India currently charges an effective 6 percent import duty on gold, plus 3 percent goods and services tax at sale. Before July 2024, duties were close to 15 percent.

Sen said Modi’s remarks raise the possibility of higher gold import duty later. That would make fresh gold costlier.

Higher duty can reduce imports. But it can also raise prices for honest buyers and organised retailers.

There is also an old risk. When duties rise too much, smuggling becomes more attractive. India has seen that movie before.

Analysts are not calling the jewellery story broken. Some say quality companies may still benefit from the move from unorganised shops to organised chains.

That shift has helped brands like Titan and Kalyan over several years. Customers want certified purity, transparent billing, and buyback comfort.

But short-term investors face a rougher road. Any talk of import curbs, duty hikes, or weak demand can keep these stocks volatile.

For a retail investor with Rs 5 lakh spread across the market, a 1.49 percent Nifty fall means a paper loss of about Rs 7,450, if the portfolio moved exactly like the index.

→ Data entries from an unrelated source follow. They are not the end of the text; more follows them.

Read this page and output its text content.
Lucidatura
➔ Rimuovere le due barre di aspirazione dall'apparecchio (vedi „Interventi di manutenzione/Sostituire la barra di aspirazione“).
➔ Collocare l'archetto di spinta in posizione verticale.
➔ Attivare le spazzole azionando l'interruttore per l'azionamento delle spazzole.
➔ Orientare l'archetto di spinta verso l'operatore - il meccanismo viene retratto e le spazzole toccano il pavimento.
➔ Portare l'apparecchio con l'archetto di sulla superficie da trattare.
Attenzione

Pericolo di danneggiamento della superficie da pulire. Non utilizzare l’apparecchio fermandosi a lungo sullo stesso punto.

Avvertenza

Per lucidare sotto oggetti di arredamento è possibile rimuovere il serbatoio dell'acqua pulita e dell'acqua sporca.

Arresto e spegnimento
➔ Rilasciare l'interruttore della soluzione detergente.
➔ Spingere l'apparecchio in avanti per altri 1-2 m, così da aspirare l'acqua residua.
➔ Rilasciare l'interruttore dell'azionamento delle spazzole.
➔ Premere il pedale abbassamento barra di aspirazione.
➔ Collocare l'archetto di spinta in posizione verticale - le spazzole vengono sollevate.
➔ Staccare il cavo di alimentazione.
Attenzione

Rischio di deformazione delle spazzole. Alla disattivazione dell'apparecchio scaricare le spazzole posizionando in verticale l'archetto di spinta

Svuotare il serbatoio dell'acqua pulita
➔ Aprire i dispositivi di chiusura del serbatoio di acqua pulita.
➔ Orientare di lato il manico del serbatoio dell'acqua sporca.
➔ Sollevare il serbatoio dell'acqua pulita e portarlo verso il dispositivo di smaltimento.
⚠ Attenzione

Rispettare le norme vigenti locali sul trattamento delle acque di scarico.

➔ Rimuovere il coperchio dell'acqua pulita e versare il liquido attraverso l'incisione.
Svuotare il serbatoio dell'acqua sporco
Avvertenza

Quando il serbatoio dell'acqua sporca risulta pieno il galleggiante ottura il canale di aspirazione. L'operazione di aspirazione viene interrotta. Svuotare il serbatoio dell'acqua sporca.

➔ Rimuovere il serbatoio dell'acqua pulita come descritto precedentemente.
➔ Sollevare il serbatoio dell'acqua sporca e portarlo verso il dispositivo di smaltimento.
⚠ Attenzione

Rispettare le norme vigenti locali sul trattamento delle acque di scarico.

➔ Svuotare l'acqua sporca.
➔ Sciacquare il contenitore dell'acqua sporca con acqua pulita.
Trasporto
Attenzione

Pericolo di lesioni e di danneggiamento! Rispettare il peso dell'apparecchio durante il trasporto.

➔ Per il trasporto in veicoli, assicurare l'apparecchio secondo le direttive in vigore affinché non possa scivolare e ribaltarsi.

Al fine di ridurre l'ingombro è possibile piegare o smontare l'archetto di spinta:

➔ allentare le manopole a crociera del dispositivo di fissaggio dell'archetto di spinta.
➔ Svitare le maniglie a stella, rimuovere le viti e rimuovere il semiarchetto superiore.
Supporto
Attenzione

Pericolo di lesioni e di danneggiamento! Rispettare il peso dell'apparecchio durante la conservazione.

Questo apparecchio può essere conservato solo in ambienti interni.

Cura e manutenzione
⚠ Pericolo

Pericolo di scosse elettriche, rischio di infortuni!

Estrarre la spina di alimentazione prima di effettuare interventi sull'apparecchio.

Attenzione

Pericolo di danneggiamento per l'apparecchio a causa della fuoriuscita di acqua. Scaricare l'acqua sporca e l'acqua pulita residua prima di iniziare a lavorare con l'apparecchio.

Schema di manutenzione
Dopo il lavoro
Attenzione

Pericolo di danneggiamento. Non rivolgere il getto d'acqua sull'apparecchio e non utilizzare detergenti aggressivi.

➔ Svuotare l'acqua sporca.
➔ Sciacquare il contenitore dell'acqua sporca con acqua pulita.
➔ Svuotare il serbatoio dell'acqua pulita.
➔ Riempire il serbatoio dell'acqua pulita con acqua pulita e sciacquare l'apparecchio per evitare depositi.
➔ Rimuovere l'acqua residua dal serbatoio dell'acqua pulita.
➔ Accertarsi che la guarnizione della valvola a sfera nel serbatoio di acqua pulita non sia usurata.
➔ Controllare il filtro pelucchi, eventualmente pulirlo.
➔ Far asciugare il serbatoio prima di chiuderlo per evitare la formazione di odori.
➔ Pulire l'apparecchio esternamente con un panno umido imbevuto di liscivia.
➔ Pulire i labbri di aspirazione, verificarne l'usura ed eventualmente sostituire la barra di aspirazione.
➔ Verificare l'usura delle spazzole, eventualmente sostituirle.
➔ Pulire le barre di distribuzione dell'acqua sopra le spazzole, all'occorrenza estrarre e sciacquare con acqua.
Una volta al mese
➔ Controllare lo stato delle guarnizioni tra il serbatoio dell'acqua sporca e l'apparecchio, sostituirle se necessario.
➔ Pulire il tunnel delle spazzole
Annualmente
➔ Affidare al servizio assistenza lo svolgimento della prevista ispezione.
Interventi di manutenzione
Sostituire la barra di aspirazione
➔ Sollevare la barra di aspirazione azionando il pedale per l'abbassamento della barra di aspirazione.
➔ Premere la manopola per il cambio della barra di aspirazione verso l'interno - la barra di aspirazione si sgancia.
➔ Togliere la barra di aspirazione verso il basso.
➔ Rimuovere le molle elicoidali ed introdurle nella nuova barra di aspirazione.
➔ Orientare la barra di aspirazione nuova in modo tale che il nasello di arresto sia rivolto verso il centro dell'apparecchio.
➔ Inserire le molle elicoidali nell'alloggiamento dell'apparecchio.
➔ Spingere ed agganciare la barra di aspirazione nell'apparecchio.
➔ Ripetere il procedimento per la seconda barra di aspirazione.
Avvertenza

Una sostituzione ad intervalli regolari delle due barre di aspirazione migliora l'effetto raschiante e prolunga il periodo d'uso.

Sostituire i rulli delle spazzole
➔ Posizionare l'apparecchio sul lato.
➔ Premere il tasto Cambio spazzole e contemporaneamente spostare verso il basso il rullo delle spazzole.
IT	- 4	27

Jewellery-heavy portfolios would have felt worse. A 9 percent fall in one stock can wipe out months of gains in a day.

Gold has always been India’s emotional insurance policy. Now it has become part of a bigger national balance-sheet debate.

The government wants fewer dollars flowing out. Families still want security, tradition, and something solid in hand. The next few months will show whether India can turn old gold into new demand, without making the rupee pay the bill.